Please Don’t be Offended, but You’re a Hypocrite
Did you hear the one about the Scientologist, the Mormon, and the Pakistani Shia, who stood with their Roman Catholic colleague at the Federal Aviation Administration (FAA) having “several friendly conversations with un-offended co-workers” regarding their beliefs?
The Scientologist was explaining his Church’s belief that seventy-five million years ago the galactic ruler Xenu brought billions of people to earth, stacked them around volcanoes and blew them up with hydrogen bombs. He also said that his Church disapproved of homosexuality and has fought gay marriage.
The Mormon, in a very friendly way, so as not to offend her colleague, told him that the story he told was “suspect” because the earth wasn’t that old, and according to her faith, God the Father and Jesus told 15-year-old Joseph Smith, Jr., in the early 1800s, who at the time was helping a traveling magician use “Peep” stones to find buried treasure in farmers’ fields, that all creeds other than hers were an abomination. “But,” she added, “we don’t approve of homosexuality either and were very involved in the defeat of gay marriage in California.”
The Pakistani Shia grimaced in a friendly way so as not to offend his Mormon co-worker, and said, “We also believe that every religion other than ours is wrong. We also believe that wives should not leave their homes to work, to be educated, or to go to a doctor’s appointment without the permission of their husband, who also has the legal right to rape them at home. But, like you, we too think that homosexuality is an abomination unto God and is punishable by death.”
The Roman Catholic who was gay and not yet out to his co-workers, said “When I was in school, we actually prayed during class time for all of you so that you might become Catholic and be spared the horrors of hell.” But he said nothing about his deeply hurt feelings about their negative beliefs about homosexuality. As a result, he found it impossible to focus attention on his job that day. How he wished, as depressed, angry, and distracted as he felt, that he didn’t have to pilot the afternoon flight of his Scientologist, Mormon, and Shia colleagues to visit another FAA site.

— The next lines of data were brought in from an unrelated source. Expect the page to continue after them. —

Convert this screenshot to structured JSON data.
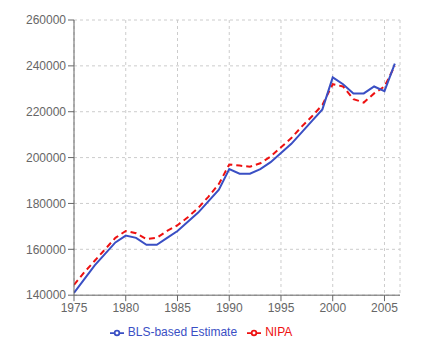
{
  "chart_data": {
    "type": "line",
    "x": [
      1975,
      1976,
      1977,
      1978,
      1979,
      1980,
      1981,
      1982,
      1983,
      1984,
      1985,
      1986,
      1987,
      1988,
      1989,
      1990,
      1991,
      1992,
      1993,
      1994,
      1995,
      1996,
      1997,
      1998,
      1999,
      2000,
      2001,
      2002,
      2003,
      2004,
      2005,
      2006
    ],
    "series": [
      {
        "name": "NIPA",
        "color": "#ee1111",
        "line_style": "dashed",
        "values": [
          144500,
          150000,
          155000,
          160000,
          165000,
          168000,
          167000,
          164500,
          165000,
          168000,
          170500,
          174000,
          178000,
          183000,
          188500,
          197000,
          196500,
          196000,
          197500,
          200500,
          204500,
          208500,
          213500,
          218000,
          223000,
          232000,
          231000,
          225500,
          224000,
          228000,
          231000,
          240000
        ]
      },
      {
        "name": "BLS-based Estimate",
        "color": "#3a4fc4",
        "line_style": "solid",
        "values": [
          141000,
          147000,
          153000,
          158000,
          163000,
          166000,
          165000,
          162000,
          162000,
          165000,
          168000,
          172000,
          176000,
          181000,
          186000,
          195000,
          193000,
          193000,
          195000,
          198000,
          202000,
          206000,
          211000,
          216000,
          221000,
          235000,
          232000,
          228000,
          228000,
          231000,
          229000,
          241000
        ]
      }
    ],
    "xlim": [
      1975,
      2006.5
    ],
    "ylim": [
      140000,
      260000
    ],
    "xticks": [
      1975,
      1980,
      1985,
      1990,
      1995,
      2000,
      2005
    ],
    "yticks": [
      140000,
      160000,
      180000,
      200000,
      220000,
      240000,
      260000
    ],
    "grid": true,
    "legend": "bottom"
  }
}
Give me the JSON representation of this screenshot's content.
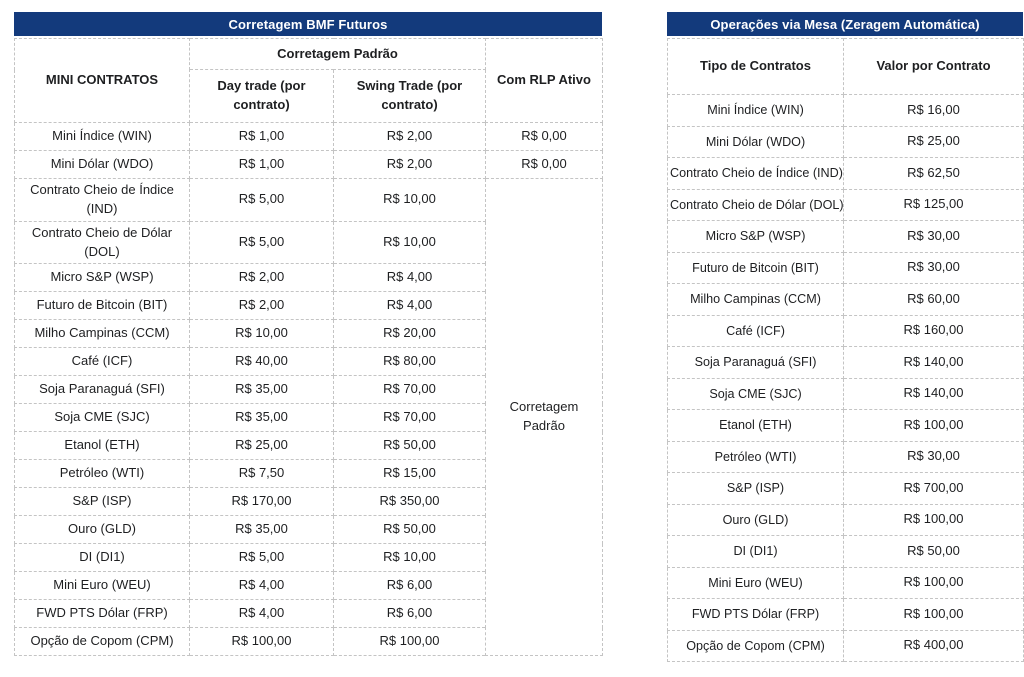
{
  "colors": {
    "header_bg": "#133a7c",
    "header_text": "#ffffff",
    "border": "#c4c4c4",
    "text": "#1e1f21"
  },
  "left_table": {
    "title": "Corretagem BMF Futuros",
    "header": {
      "col_contracts": "MINI CONTRATOS",
      "group": "Corretagem Padrão",
      "col_daytrade": "Day trade (por contrato)",
      "col_swing": "Swing Trade (por contrato)",
      "col_rlp": "Com RLP Ativo"
    },
    "merged_rlp_text": "Corretagem Padrão",
    "rows": [
      {
        "contract": "Mini Índice (WIN)",
        "day_trade": "R$ 1,00",
        "swing_trade": "R$ 2,00",
        "rlp": "R$ 0,00"
      },
      {
        "contract": "Mini Dólar (WDO)",
        "day_trade": "R$ 1,00",
        "swing_trade": "R$ 2,00",
        "rlp": "R$ 0,00"
      },
      {
        "contract": "Contrato Cheio de Índice (IND)",
        "day_trade": "R$ 5,00",
        "swing_trade": "R$ 10,00"
      },
      {
        "contract": "Contrato Cheio de Dólar (DOL)",
        "day_trade": "R$ 5,00",
        "swing_trade": "R$ 10,00"
      },
      {
        "contract": "Micro S&P (WSP)",
        "day_trade": "R$ 2,00",
        "swing_trade": "R$ 4,00"
      },
      {
        "contract": "Futuro de Bitcoin (BIT)",
        "day_trade": "R$ 2,00",
        "swing_trade": "R$ 4,00"
      },
      {
        "contract": "Milho Campinas (CCM)",
        "day_trade": "R$ 10,00",
        "swing_trade": "R$ 20,00"
      },
      {
        "contract": "Café (ICF)",
        "day_trade": "R$ 40,00",
        "swing_trade": "R$ 80,00"
      },
      {
        "contract": "Soja Paranaguá (SFI)",
        "day_trade": "R$ 35,00",
        "swing_trade": "R$ 70,00"
      },
      {
        "contract": "Soja CME (SJC)",
        "day_trade": "R$ 35,00",
        "swing_trade": "R$ 70,00"
      },
      {
        "contract": "Etanol (ETH)",
        "day_trade": "R$ 25,00",
        "swing_trade": "R$ 50,00"
      },
      {
        "contract": "Petróleo (WTI)",
        "day_trade": "R$ 7,50",
        "swing_trade": "R$ 15,00"
      },
      {
        "contract": "S&P (ISP)",
        "day_trade": "R$ 170,00",
        "swing_trade": "R$ 350,00"
      },
      {
        "contract": "Ouro (GLD)",
        "day_trade": "R$ 35,00",
        "swing_trade": "R$ 50,00"
      },
      {
        "contract": "DI (DI1)",
        "day_trade": "R$ 5,00",
        "swing_trade": "R$ 10,00"
      },
      {
        "contract": "Mini Euro (WEU)",
        "day_trade": "R$ 4,00",
        "swing_trade": "R$ 6,00"
      },
      {
        "contract": "FWD PTS Dólar (FRP)",
        "day_trade": "R$ 4,00",
        "swing_trade": "R$ 6,00"
      },
      {
        "contract": "Opção de Copom (CPM)",
        "day_trade": "R$ 100,00",
        "swing_trade": "R$ 100,00"
      }
    ]
  },
  "right_table": {
    "title": "Operações via Mesa (Zeragem Automática)",
    "header": {
      "col_contracts": "Tipo de Contratos",
      "col_value": "Valor por Contrato"
    },
    "rows": [
      {
        "contract": "Mini Índice (WIN)",
        "value": "R$ 16,00"
      },
      {
        "contract": "Mini Dólar (WDO)",
        "value": "R$ 25,00"
      },
      {
        "contract": "Contrato Cheio de Índice (IND)",
        "value": "R$ 62,50"
      },
      {
        "contract": "Contrato Cheio de Dólar (DOL)",
        "value": "R$ 125,00"
      },
      {
        "contract": "Micro S&P (WSP)",
        "value": "R$ 30,00"
      },
      {
        "contract": "Futuro de Bitcoin (BIT)",
        "value": "R$ 30,00"
      },
      {
        "contract": "Milho Campinas (CCM)",
        "value": "R$ 60,00"
      },
      {
        "contract": "Café (ICF)",
        "value": "R$ 160,00"
      },
      {
        "contract": "Soja Paranaguá (SFI)",
        "value": "R$ 140,00"
      },
      {
        "contract": "Soja CME (SJC)",
        "value": "R$ 140,00"
      },
      {
        "contract": "Etanol (ETH)",
        "value": "R$ 100,00"
      },
      {
        "contract": "Petróleo (WTI)",
        "value": "R$ 30,00"
      },
      {
        "contract": "S&P (ISP)",
        "value": "R$ 700,00"
      },
      {
        "contract": "Ouro (GLD)",
        "value": "R$ 100,00"
      },
      {
        "contract": "DI (DI1)",
        "value": "R$ 50,00"
      },
      {
        "contract": "Mini Euro (WEU)",
        "value": "R$ 100,00"
      },
      {
        "contract": "FWD PTS Dólar (FRP)",
        "value": "R$ 100,00"
      },
      {
        "contract": "Opção de Copom (CPM)",
        "value": "R$ 400,00"
      }
    ]
  }
}
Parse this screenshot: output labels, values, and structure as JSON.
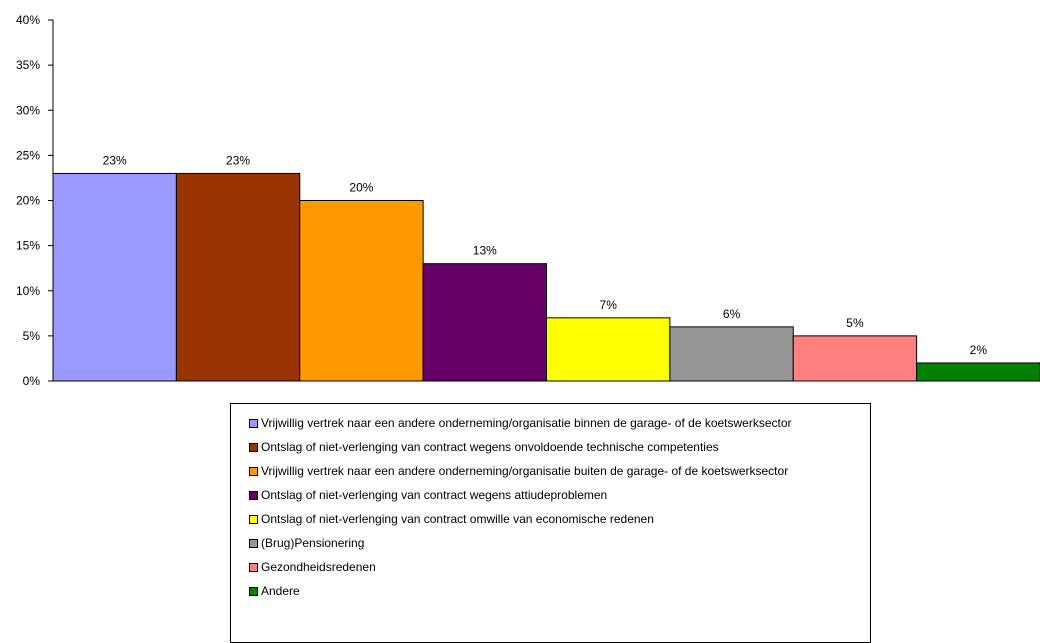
{
  "chart_data": {
    "type": "bar",
    "ylim": [
      0,
      40
    ],
    "yticks": [
      "0%",
      "5%",
      "10%",
      "15%",
      "20%",
      "25%",
      "30%",
      "35%",
      "40%"
    ],
    "grid": false,
    "legend_position": "bottom",
    "series": [
      {
        "name": "Vrijwillig vertrek naar een andere onderneming/organisatie binnen de garage- of de koetswerksector",
        "value": 23,
        "label": "23%",
        "color": "#9999ff"
      },
      {
        "name": "Ontslag of niet-verlenging van contract wegens onvoldoende technische competenties",
        "value": 23,
        "label": "23%",
        "color": "#993300"
      },
      {
        "name": "Vrijwillig vertrek naar een andere onderneming/organisatie buiten de garage- of de koetswerksector",
        "value": 20,
        "label": "20%",
        "color": "#ff9900"
      },
      {
        "name": "Ontslag of niet-verlenging van contract wegens attiudeproblemen",
        "value": 13,
        "label": "13%",
        "color": "#660066"
      },
      {
        "name": "Ontslag of niet-verlenging van contract omwille van economische redenen",
        "value": 7,
        "label": "7%",
        "color": "#ffff00"
      },
      {
        "name": "(Brug)Pensionering",
        "value": 6,
        "label": "6%",
        "color": "#969696"
      },
      {
        "name": "Gezondheidsredenen",
        "value": 5,
        "label": "5%",
        "color": "#ff8080"
      },
      {
        "name": "Andere",
        "value": 2,
        "label": "2%",
        "color": "#008000"
      }
    ]
  }
}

If you think the story is tragic rather than funny, chances are you probably won’t get a kick out of the fact that a U.S. District Court in Georgia has just ruled in favor of a supervisor who had been disciplined by the FAA for discussing his religious views on homosexual behavior with colleagues at work. The man, Larry Dombrowski, has had his record cleared, and has had all of his legal fees paid by the government. The FAA, in compliance with the agreement, also distributed a memo titled Guidelines on Religious Exercise and Expression in the Workplace, a 1997 document issued by the White House that says federal agencies “shall permit personal religious expression by Federal employees to the greatest extent possible, consistent with requirements of law and interests in workplace efficiency.” I don’t know if the decision will be appealed, but it’s obvious that the Obama administration needs to clarify the meaning of the 1997 document.
It was a press release from the archconservative Alliance Defense Fund (ADF) about the decision that said Dumbrowski had been misjudged for “several friendly conversations he had with un-offended co-workers about his Christian beliefs.” The ADF describes itself as “a legal alliance of Christian attorneys and like-minded organizations defending the right of people to freely live out their faith…to protect and preserve religious liberty, the sanctity of life, marriage, and the family.”
Despite the ADF’s claims that it was “a friendly conversation he had with un-offended co-workers” I can’t imagine how hearing a supervisor at work talk about how his or her faith condemns homosexual behavior would be anything but disruptive. Would the ADF also be willing to defend my right as a person raised Catholic to say at work that my religion teaches that those religious fanatics who quote the Bible, the Book of Mormon, the Koran, or the teachings of L. Ron Hubbard to judge others are, in the words of Jesus, hypocrites?
Woe to you, teachers of the law and Pharisees, you hypocrites! You are like whitewashed tombs, which look beautiful on the outside but on the inside are full of dead men’s bones and everything unclean. In the same way, on the outside you appear to people as righteous but on the inside you are full of hypocrisy and wickedness. (NIV, Matthew 23:27-28)
If I said that at work, do you think I too would be protected by the 1997 White House document, especially if it was in a friendly conversation with un-offended co-workers? It’s just my personal religious expression, and that of Jesus too.
Despite the ruling of the U.S. District Court, no person in the workplace should be allowed to cite their religious beliefs to put down or make judgments on any other person in the workplace. It is disruptive and counterproductive.